Despite concerns about the legitimacy of the act, the European Commission will this week present a proposal on how Europeans could use frozen Russian funds. This is not about access to the assets themselves, but only to the interest and investment profits generated by them, so-called “windfall profits,” as reported by Handelsblatt. However, this is also considered a taboo break among central bankers and can cause huge problems in international financial relations.

The warnings from the European Central Bank (ECB)) could not be clearer on the matter. For months, the clear message from Frankfurt has been: if the EU were to access the frozen reserves of the Russian central bank, this could permanently damage the Eurozone’s reputation as a safe haven among international investors and would break a line that has never been crossed in international financial relations.
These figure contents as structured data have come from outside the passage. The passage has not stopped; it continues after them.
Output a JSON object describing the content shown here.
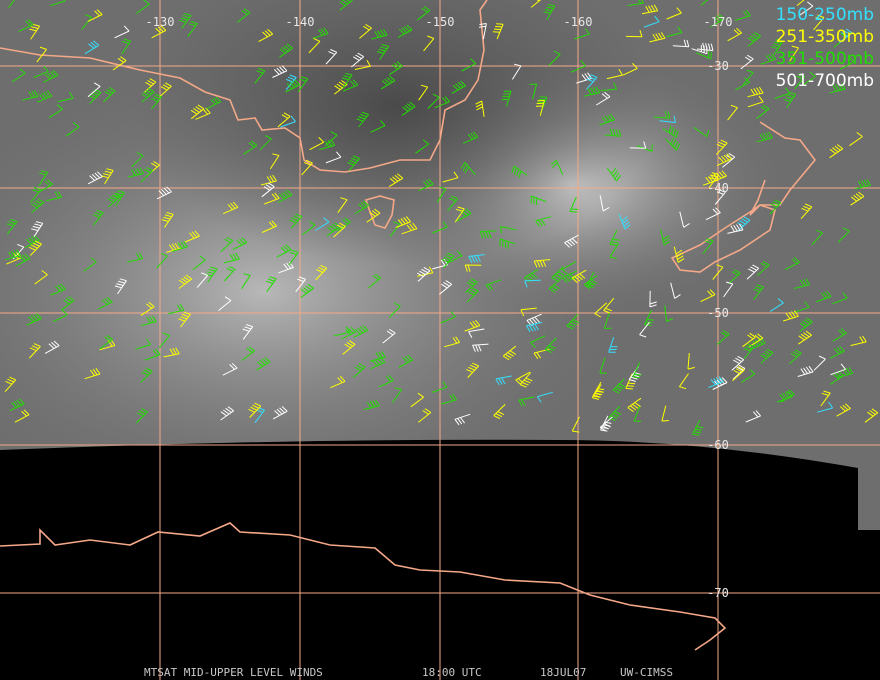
{
  "map": {
    "longitude_labels": [
      "-130",
      "-140",
      "-150",
      "-160",
      "-170"
    ],
    "latitude_labels": [
      "-30",
      "-40",
      "-50",
      "-60",
      "-70"
    ],
    "legend": [
      {
        "label": "150-250mb",
        "color": "#33e0ff"
      },
      {
        "label": "251-350mb",
        "color": "#ffff00"
      },
      {
        "label": "351-500mb",
        "color": "#22dd00"
      },
      {
        "label": "501-700mb",
        "color": "#ffffff"
      }
    ],
    "footer": {
      "product": "MTSAT MID-UPPER LEVEL WINDS",
      "time": "18:00 UTC",
      "date": "18JUL07",
      "source": "UW-CIMSS"
    }
  }
}
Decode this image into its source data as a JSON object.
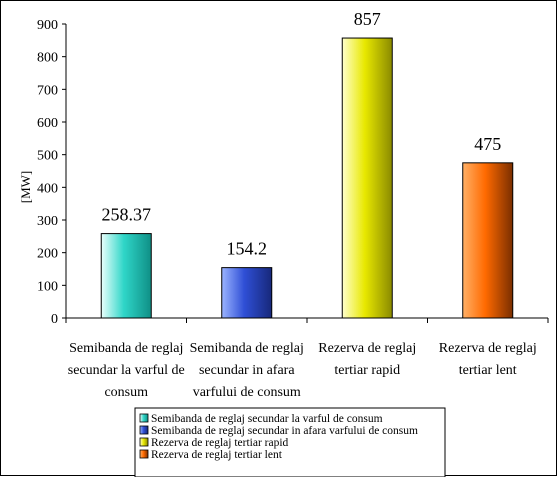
{
  "chart_data": {
    "type": "bar",
    "categories": [
      [
        "Semibanda de reglaj",
        "secundar la varful de",
        "consum"
      ],
      [
        "Semibanda de reglaj",
        "secundar in afara",
        "varfului de consum"
      ],
      [
        "Rezerva de reglaj",
        "tertiar rapid"
      ],
      [
        "Rezerva de reglaj",
        "tertiar lent"
      ]
    ],
    "values": [
      258.37,
      154.2,
      857,
      475
    ],
    "value_labels": [
      "258.37",
      "154.2",
      "857",
      "475"
    ],
    "ylabel": "[MW]",
    "ylim": [
      0,
      900
    ],
    "yticks": [
      0,
      100,
      200,
      300,
      400,
      500,
      600,
      700,
      800,
      900
    ],
    "legend": [
      "Semibanda de reglaj secundar la varful de consum",
      "Semibanda de reglaj secundar in afara varfului de consum",
      "Rezerva de reglaj tertiar rapid",
      "Rezerva de reglaj tertiar lent"
    ],
    "legend_position": "bottom",
    "grid": false,
    "colors": [
      [
        "#eafffc",
        "#2fd6c8",
        "#0f8f86"
      ],
      [
        "#9bb4ff",
        "#2f4fd6",
        "#17287a"
      ],
      [
        "#ffffcc",
        "#e8e800",
        "#8a8a00"
      ],
      [
        "#ffb066",
        "#ff6a00",
        "#7a2e00"
      ]
    ]
  }
}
After the Russian attack on Ukraine two years ago, Western states froze 260 billion euros in Russian central bank reserves. About 200 billion of them are deposited at the Belgian clearing house Euroclear. Interest and investment profits accrue daily on the capital, which amounted to 4.4 billion euros last year. Euroclear is a kind of oasis for capital, a clearing house where private and public securities transactions are settled, and deposits are only instrumental to the realization of these transfers. Treating it as an ordinary bank handling deposits would jeopardize its status as a clearinghouse.

According to the EU’s legal interpretation, these profits do not belong to the Russian state, as they result only from the fact that reserves cannot be moved because of Russian sanctions. Access to these extraordinary revenues would therefore not violate the principle of state immunity, according to the logic of EU jurists. Of course, the Russians, or any other jurists, would say that the very fact that they cannot move these funds generates these interests that the Russian Central Bank is owed, so they are all the more owed because they are linked to the sanctions.

As the Handelsblatt learned from Commission circles, the authority now wants to find a legally clean way to use these funds for Ukraine. As a first step, EU states decided in January to park the profits in a blocked account.

The clearinghouses were instructed to separate the money and no longer report the value of the profits from the deposits at the CA clearinghouse. Now the second step follows surprisingly quickly, namely the procedure on how to access it. From the point of view of international law, this will be a real atom bomb.